My back and left hip felt as though they were gripped by the too-tight hug of a giant tree rather than slapped around by it. The boys offered to pull me back to the cottage in one of their plastic sleds, and the only comfortable position was face-down with my knees bent at right angles to accommodate my body fitting on the sled.

The boys’ swishing snow pants and the squeaking of plastic dragging on snow drowned out the sound of my sobs, and my tears turned cold against the sled.


This next part makes so much more sense to me as an adult writing this than it did as a sixteen-year-old experience it.

Imagine, if you will, that you are with your sister in a cottage whose walls are made mostly of sliding glass doors. This light-filled place is perched high above the frozen lake, and the leafless tree branches are etched against white snowy hills surrounding it. Lunch is over, dishes are clean, and the red wood stove exhales a dry warmth, coaxing off your layers of sweatshirts and wool socks. The kids are in the woods entertaining themselves, and the two of you are enjoying a fast-paced but unusually quiet game of cards, reveling in the air-tight silence of the house and the largely uninhabited lake outside.

Then one of the twelve-year-olds bursts through the door, breathless and red-cheeked. She’s been sent ahead of the group to carry an important message: “Lindsay is okay but she can’t walk. The boys are bringing her home!” The card game is abandoned.

The driveway is long, maybe 200 yards from the point where it makes its final curve and angles straight toward the sliding glass door at the west end of the cottage. From that door, you watch your kids working together, being good to one another: your sons are pulling their older sister and cousin, whose face you strangely cannot see. Their steps are exaggerated and slow thanks to their thick winter gear and the deep snow. They give a hurried wave. You wave back, curiously. You’re already cracking a smile at the strange scene when the trio comes to a stop at the end of the driveway. The boys let the sled rope fall to the ground, and Lindsay, the eldest of the group, slowly lifts her head, tears rolling down her cheeks. You open the door a crack to the sound of her wailing, “Why are you laughing?” For years, this will be the most important part of the story every time she retells it.

For years, you’ll defend yourselves, saying you were laughing at the shocking nature of the scene. “Liz warned us you were hurt,” you will tell her, “but we weren’t expecting you to arrive face down.”

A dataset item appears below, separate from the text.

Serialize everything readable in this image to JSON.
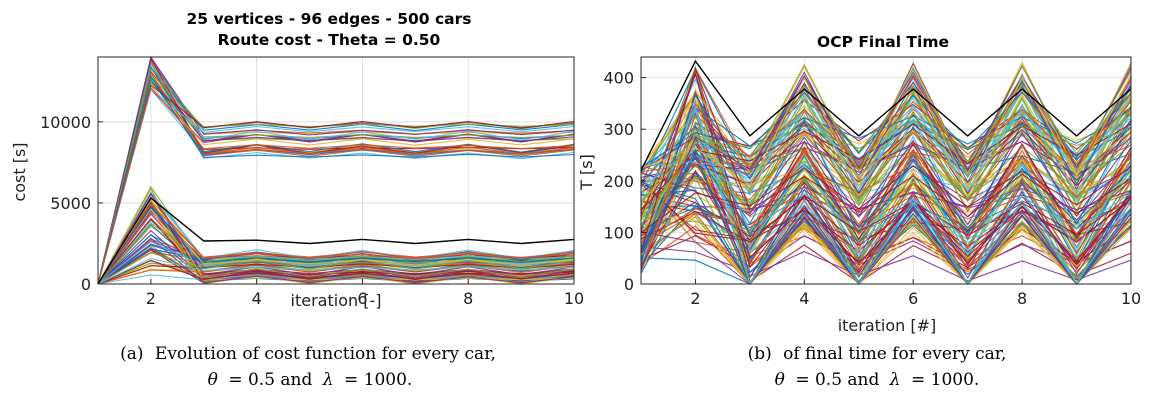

Face down, face up, did it really matter? We spent hours in those woods together. We created secret forts, and group alliances and hierarchies. We pushed our imaginations and our bodies, sometimes to perilous outcomes. Brought up on the beliefs that we should take care of each other and invent our own fun, the boys dragging their injured comrade up the driveway was the ultimate sacrificial offering to those doctrines. I was hurt, and I had months of physical therapy and years of back pain ahead of me. But more importantly, we were taking care of each other. And we’d had fun.